Rick Hess of the American Enterprise Institute wonders in a recent Education Week column if he is “anti-equity” — because he’s against canceling advanced math courses and favors common-sense graduation requirement and school discipline policies.

Progressive states like California and Oregon are engaged in such; in the name of “equity” the former “sought to eliminate advanced-math classes and bar kids from 8th grade algebra,” while the latter repealed a requirement that high schoolers pass basic skills tests in reading, writing, and math before graduation.

How are these in any way equitable? And how does out-of-control behavior in classrooms advance the concept?

Hess says he can think of nothing more inequitable than “the suggestion that it’s fine for [Black, Latino, Latina, Latinx, Indigenous, Asian, Pacific Islander, Tribal, and students of color] to graduate without being able to read.”

What’s more, he says “for a term that gets used in every mission statement and school district missive, every other research article, and every third education headline, it’s remarkably hard to get a straight answer on what ‘equity’ actually means.”

Ultimately, “equity” is often treated as a magic word—it’s all the good stuff. If something is dumb or destructive then, by definition, it’s not a manifestation of equity. Here’s the thing: Too often, that doesn’t strike me as a fair or accurate description of how equity plays out in practice.

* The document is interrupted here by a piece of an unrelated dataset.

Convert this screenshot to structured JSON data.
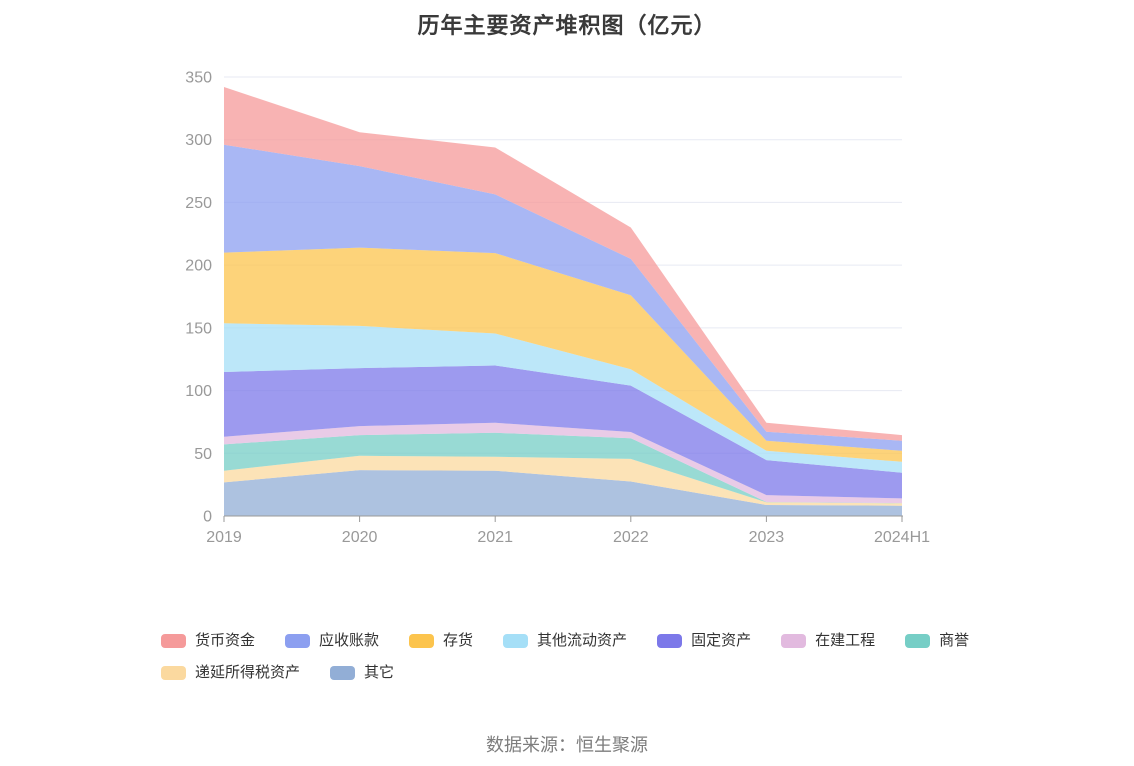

I think we’re at the point where that term obscures more than it reveals.

I think we’d be better off if we treated the term “equity” like the term “innovation” (which I encourage educators to regard as a four-letter word) and instead focus on what we actually mean.

If the belief in students working hard, turning assignments in on time, respecting their teachers, and feeling challenged makes him an “opponent of ‘equity,’” Hess says “so be it.”